President Truman to
Prime Minister Churchill
Thank you for your letter of Dec. 10,2 giving me your thoughts about some of the details of your visit to Washington. It will be a pleasure to have you here and I am looking forward to seeing you and your colleagues. I presume that some of those mentioned in your letter will participate in our talks, and on my side I would naturally include Dean Acheson and other of Cabinet rank such as Bob Lovett and Averell Harriman. It might also be advisable on occasion [Page 706] to have the views at our talks of General Bradley and other Service chiefs.
I shall be glad to receive your list of general topics for discussion to which you referred. I always feel that conversations covering problems of such magnitude run along more smoothly if conducted according to a general plan of procedure. I am also having a list of subjects prepared. After we examine each other’s list, I hope we can then work out a frame of reference for our talks.
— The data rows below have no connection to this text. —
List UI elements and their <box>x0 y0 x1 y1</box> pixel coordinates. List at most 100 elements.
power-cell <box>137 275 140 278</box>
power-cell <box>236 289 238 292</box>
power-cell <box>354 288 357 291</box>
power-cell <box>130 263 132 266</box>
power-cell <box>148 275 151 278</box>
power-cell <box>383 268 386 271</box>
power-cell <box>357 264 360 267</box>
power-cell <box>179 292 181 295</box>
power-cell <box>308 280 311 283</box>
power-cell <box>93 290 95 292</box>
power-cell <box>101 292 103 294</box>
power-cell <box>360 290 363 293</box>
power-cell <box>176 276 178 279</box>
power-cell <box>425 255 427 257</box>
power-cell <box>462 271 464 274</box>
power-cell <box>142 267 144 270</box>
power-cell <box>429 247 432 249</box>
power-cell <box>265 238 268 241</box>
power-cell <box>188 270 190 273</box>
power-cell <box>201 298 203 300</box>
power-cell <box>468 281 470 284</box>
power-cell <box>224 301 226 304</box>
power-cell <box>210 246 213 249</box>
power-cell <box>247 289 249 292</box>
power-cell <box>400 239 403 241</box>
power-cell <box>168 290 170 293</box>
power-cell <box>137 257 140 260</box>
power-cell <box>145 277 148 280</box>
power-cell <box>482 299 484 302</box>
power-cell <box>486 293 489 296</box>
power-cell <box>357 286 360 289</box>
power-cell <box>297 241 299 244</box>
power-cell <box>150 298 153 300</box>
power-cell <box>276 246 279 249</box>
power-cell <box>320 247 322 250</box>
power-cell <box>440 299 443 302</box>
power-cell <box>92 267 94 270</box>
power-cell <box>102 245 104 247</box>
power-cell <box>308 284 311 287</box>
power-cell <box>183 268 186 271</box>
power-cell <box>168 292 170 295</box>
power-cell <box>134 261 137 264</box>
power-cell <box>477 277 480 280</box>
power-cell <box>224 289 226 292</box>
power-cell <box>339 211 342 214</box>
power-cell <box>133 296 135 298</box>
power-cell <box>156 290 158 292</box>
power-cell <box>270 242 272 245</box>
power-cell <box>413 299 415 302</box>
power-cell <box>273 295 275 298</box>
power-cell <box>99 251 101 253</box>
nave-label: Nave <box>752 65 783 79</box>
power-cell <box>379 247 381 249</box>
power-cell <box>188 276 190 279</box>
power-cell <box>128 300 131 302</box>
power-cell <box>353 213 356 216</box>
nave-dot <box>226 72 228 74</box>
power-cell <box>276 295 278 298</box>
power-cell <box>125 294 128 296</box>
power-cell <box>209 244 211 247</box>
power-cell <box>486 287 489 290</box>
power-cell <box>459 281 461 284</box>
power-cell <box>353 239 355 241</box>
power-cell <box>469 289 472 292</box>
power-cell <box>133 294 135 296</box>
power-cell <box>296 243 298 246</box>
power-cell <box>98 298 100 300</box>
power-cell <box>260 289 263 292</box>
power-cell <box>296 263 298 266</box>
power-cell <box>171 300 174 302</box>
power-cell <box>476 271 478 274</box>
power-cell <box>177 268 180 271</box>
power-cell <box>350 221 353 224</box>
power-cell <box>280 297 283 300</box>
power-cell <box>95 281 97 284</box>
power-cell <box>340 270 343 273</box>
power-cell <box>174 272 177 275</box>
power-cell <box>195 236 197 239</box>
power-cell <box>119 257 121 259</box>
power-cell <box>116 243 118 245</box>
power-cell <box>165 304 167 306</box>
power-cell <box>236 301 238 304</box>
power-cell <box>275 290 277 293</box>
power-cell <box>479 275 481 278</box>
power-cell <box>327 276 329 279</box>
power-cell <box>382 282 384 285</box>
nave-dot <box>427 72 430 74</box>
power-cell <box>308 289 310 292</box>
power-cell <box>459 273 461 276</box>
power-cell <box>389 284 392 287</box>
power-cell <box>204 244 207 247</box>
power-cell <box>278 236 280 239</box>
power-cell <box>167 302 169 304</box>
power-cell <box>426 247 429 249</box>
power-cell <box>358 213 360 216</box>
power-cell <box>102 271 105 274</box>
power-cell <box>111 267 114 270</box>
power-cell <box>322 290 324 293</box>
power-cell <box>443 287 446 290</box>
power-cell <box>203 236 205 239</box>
As you will no doubt know, I am planning a luncheon for you on January 4, and it might be a good idea to have our first conversation in the morning before the lunch. We can meet again on the 5th if you like. Then there might be an interval in our direct discussions during which you may wish to see other people in Washington and when the subjects which we have already brought up might be considered in greater detail by our colleagues.
It is my sincere belief that talks of this sort reinforce the close ties that link our two countries, the maintenance of which is of vital importance. I believe, however, that you are wise in your proposed broadcast on “The State of the Nation” to attempt to avoid the impression that our meetings will produce easy solutions to the many serious problems facing us.
Once again I want you to know how delighted I shall be to see you here and to have this opportunity for a frank exchange of views.